At Comics Worth Reading, Johanna Draper Carlson makes the argument that it is ethical to download “pirate” comics if you have already bought the hard copy, but you want a digital copy for the sake of convenience.

My husband, an old-school comic fan, is a fanatic for keeping the periodical comics in near-perfect shape. Me, I’m not quite so careful with them (since for me, they’re to be read and probably forgotten before the next chapter comes out). My graphic novels are sturdier and hold up better to sloppy handling. So to keep the peace, and avoid having an unhappy husband, I’m contemplating downloading versions of the comics we have already bought. That way, KC has the paper objects, and I have versions to read without worrying about what condition they’re in or if I’m stacking them too high or piling things on top of them. Plus, I can take comic books with me while traveling, something I’d otherwise never do with individual issues. (I read them too quickly to justify the space in packing them.)
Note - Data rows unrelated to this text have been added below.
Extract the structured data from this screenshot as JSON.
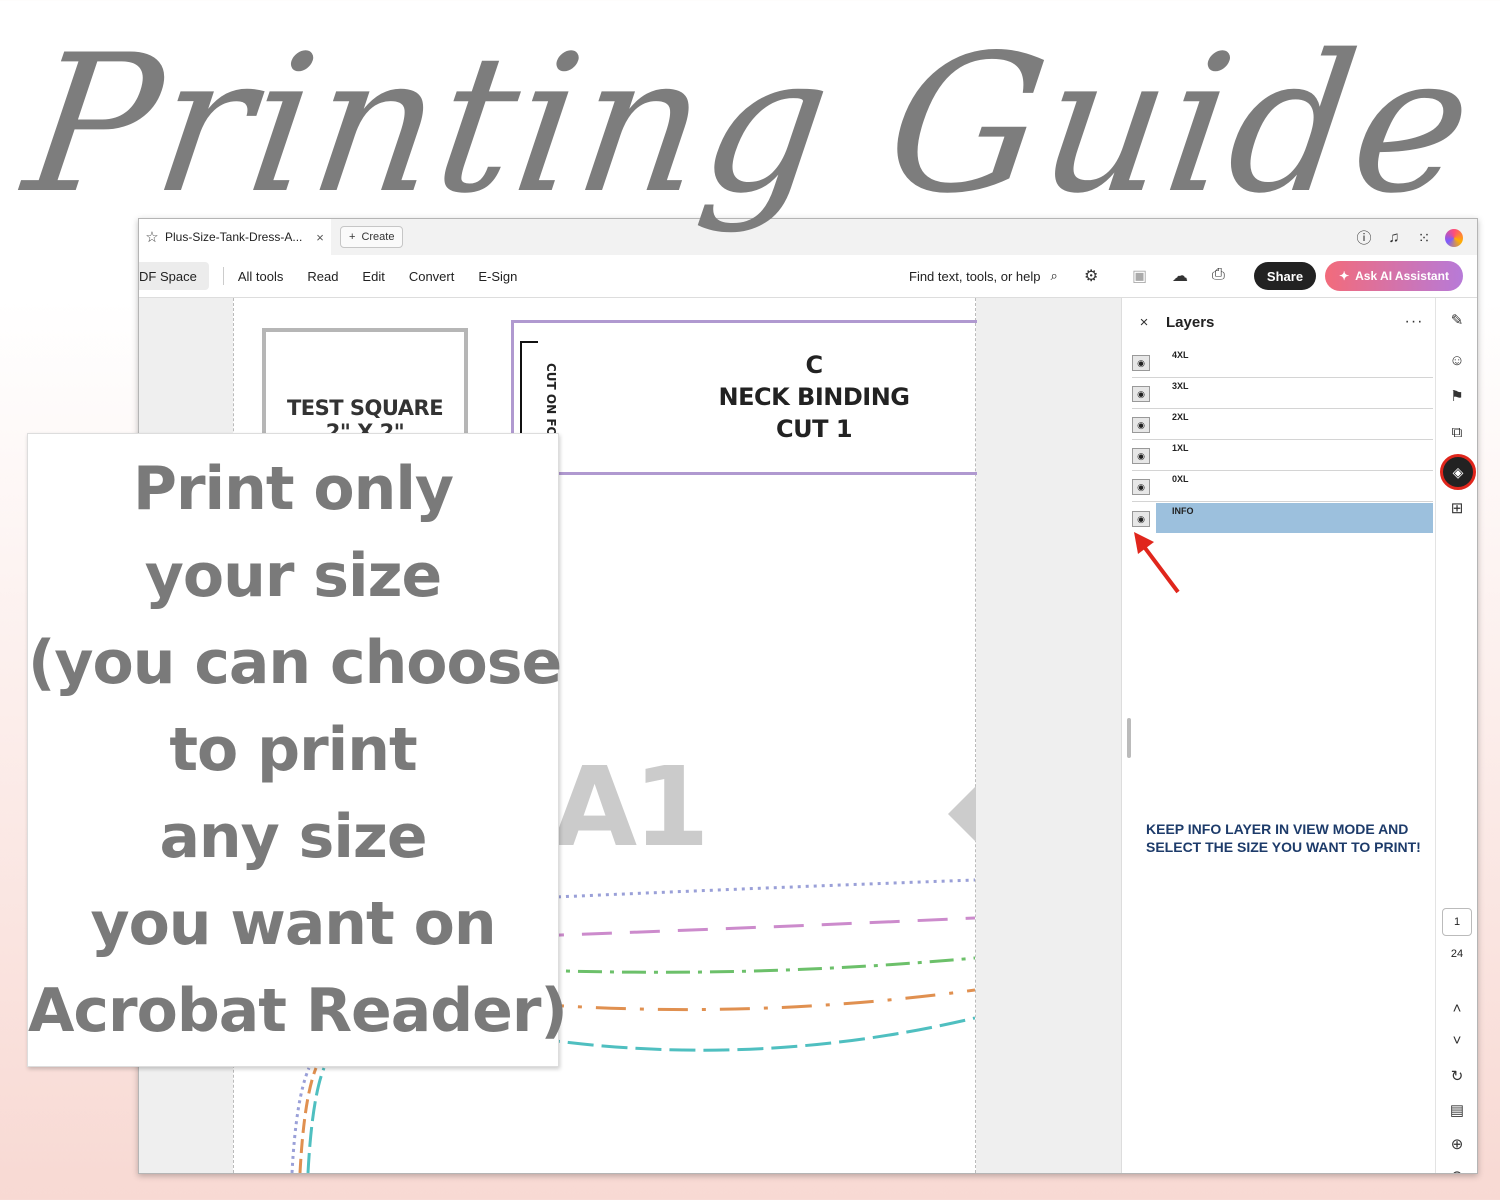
{
  "headline": "Printing Guide",
  "window": {
    "tab_title": "Plus-Size-Tank-Dress-A...",
    "tab_close": "×",
    "create_label": "Create",
    "pdf_space_label": "DF Space",
    "menu": [
      "All tools",
      "Read",
      "Edit",
      "Convert",
      "E-Sign"
    ],
    "search_label": "Find text, tools, or help",
    "share_label": "Share",
    "ai_label": "Ask AI Assistant"
  },
  "document": {
    "test_square": "TEST SQUARE",
    "test_square_size": "2\" X 2\"",
    "piece_lines": [
      "C",
      "NECK BINDING",
      "CUT 1"
    ],
    "cut_on_fold": "CUT ON FOLD",
    "big_piece_label": "A1"
  },
  "layers": {
    "title": "Layers",
    "close": "×",
    "more": "···",
    "items": [
      {
        "name": "4XL",
        "selected": false
      },
      {
        "name": "3XL",
        "selected": false
      },
      {
        "name": "2XL",
        "selected": false
      },
      {
        "name": "1XL",
        "selected": false
      },
      {
        "name": "0XL",
        "selected": false
      },
      {
        "name": "INFO",
        "selected": true
      }
    ],
    "annotation": "KEEP INFO LAYER IN VIEW MODE AND SELECT THE SIZE YOU WANT TO PRINT!"
  },
  "rail": {
    "current_page": "1",
    "total_pages": "24"
  },
  "callout": {
    "lines": [
      "Print only",
      "your size",
      "(you can choose",
      "to print",
      "any size",
      "you want on",
      "Acrobat Reader)"
    ]
  },
  "colors": {
    "accent_red": "#e0261c",
    "selected_layer": "#9cc0dd",
    "annotation_text": "#1d3b6a",
    "ai_gradient_start": "#f26b7b",
    "ai_gradient_end": "#b77ad8"
  }
}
This argument has the endorsement of Randy Cohen, the Ethicist columnist for the New York Times, who wrote:

Buying a book or a piece of music should be regarded as a license to enjoy it on any platform. Sadly, the anachronistic conventions of bookselling and copyright law lag the technology. Thus you’ve violated the publishing company’s legal right to control the distribution of its intellectual property, but you’ve done no harm or so little as to meet my threshold of acceptability.

But is that really so? Suppose I paid top dollar for a hardback novel, and then I wanted a paperback to read on the subway. Am I entitled to walk into a bookstore, pick up a paperback, and walk out without paying? Both ethics and the law say no.

Furthermore, while Carlson and Cohen don’t seem to think anyone is being deprived of income by scanning or downloading comics you already own, I’m inclined to disagree. If the comic is available digitally, then yes, you are depriving them of income. My own solution, for a comic I don’t want to keep, would be to buy it digitally in the first place.